Goethe and the Essay

By (author) Peter J. Burgard

Paperback - £28.95

Publication date:

15 September 1992

Length of book:

264 pages


Penn State University Press

ISBN-13: 9780271026213

Goethe's essays have been culled for their literary, aesthetic, and scientific content, by the textuality and their location at the nexus of genre and literary history have not received the critical attention they deserve. In Idioms of Uncertainty, Peter Burgard analyzes the rhetorical strategies, structure, and style of pivotal essays and relates them to the essay traditions as represented by Montaigne and Johnson. By formulating the critique of systematic philosophy inherent in the essays and by investigating their participation in the principal aesthetic dialogue of the age—the Laocoön debate, which spanned nearly half a century—Burgard situates them in the context of eighteenth-century critical discourse.

Furthermore, by disclosing the connection between the anti-systematic, dialogic impetus of Goethe's essayism and the theme of community in his literary works, Idioms of Uncertainty both draws out the broader social implications of the essay and shows how the analysis of Goethe's work in the genre can illuminate his entire oeuvre.

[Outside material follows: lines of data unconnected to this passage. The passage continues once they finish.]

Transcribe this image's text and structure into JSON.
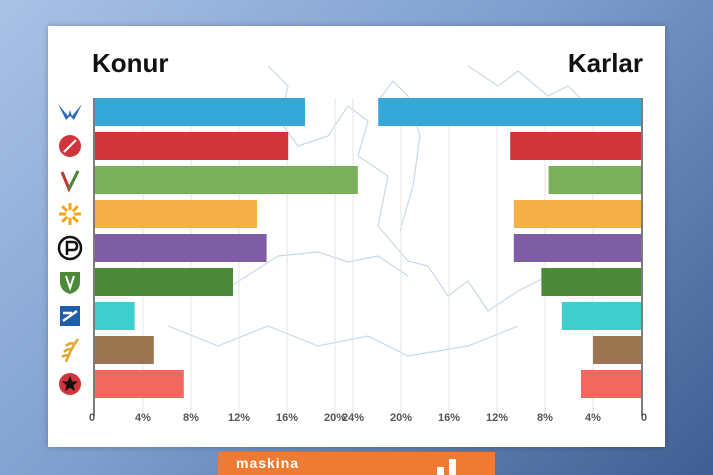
{
  "chart_data": {
    "type": "bar",
    "orientation": "horizontal-butterfly",
    "left_title": "Konur",
    "right_title": "Karlar",
    "categories": [
      "Sjálfstæðisflokkur",
      "Samfylkingin",
      "Vinstri græn",
      "Viðreisn",
      "Píratar",
      "Framsóknarflokkur",
      "Flokkur fólksins",
      "Miðflokkurinn",
      "Sósíalistaflokkurinn"
    ],
    "colors": [
      "#35a8d8",
      "#d2343b",
      "#7aaf5c",
      "#f5b047",
      "#7d5ea4",
      "#4c8a3a",
      "#3ecfcd",
      "#9b7550",
      "#f0685e"
    ],
    "icons": [
      "falcon-icon",
      "rose-icon",
      "vg-icon",
      "sun-icon",
      "pirate-icon",
      "shield-icon",
      "bridge-icon",
      "wheat-icon",
      "star-icon"
    ],
    "series": [
      {
        "name": "Konur",
        "values": [
          17.5,
          16.1,
          21.9,
          13.5,
          14.3,
          11.5,
          3.3,
          4.9,
          7.4
        ]
      },
      {
        "name": "Karlar",
        "values": [
          21.9,
          10.9,
          7.7,
          10.6,
          10.6,
          8.3,
          6.6,
          4.0,
          5.0
        ]
      }
    ],
    "left_axis_ticks": [
      "0",
      "4%",
      "8%",
      "12%",
      "16%",
      "20%"
    ],
    "right_axis_ticks": [
      "24%",
      "20%",
      "16%",
      "12%",
      "8%",
      "4%",
      "0"
    ],
    "gridlines": true,
    "background": "faint map outline"
  },
  "footer": {
    "brand": "maskina"
  }
}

In the course of the study Burgard articulates a theory of the essay as a genre by drawing on twentieth-century theoretical perspectives for his exposition of Goethe's textual strategies: theories of the essay from Lukacs, Bense, and Adorno; the textual theories of Bakhtin, Kristeva, Barthes, and Derrida; and Rorty's notion of literary-philosophical conversation. Idioms of Uncertainty thus holds interest for those concerned with genre theory and literary theory in general; and through its challenging of clichés about German literature at the time it assumed international significance, the book will be useful not only for Goethe scholars but also for scholars of the eighteenth century across disciplines and national boundaries.

“This is a well-researched, engaging presented, and excellent investigation of various essays on art by conceivably the most important German writer, Johann Wolfgang von Goethe. Burgard is at his best in close textual analyses, showing how Goethe performs what he says, thereby enabling us to see Goethe’s discourse on ‘style’ (a key term in this study) informing the author’s ‘style.’ Burgard succeeds in proving the importance for the rest of Goethe’s oeuvre of this relatively poorly investigated body of texts; he elevates the essays to the rank of sophistication that has been generally granted the plays, novels, and poetry. Idioms of Uncertainty may be favorably compared with Lacoue-Labarthe and Nancy’s recently translated L’absolu littéraire; Burgard does for the essay what this pair of authors do for the genre of the fragment.”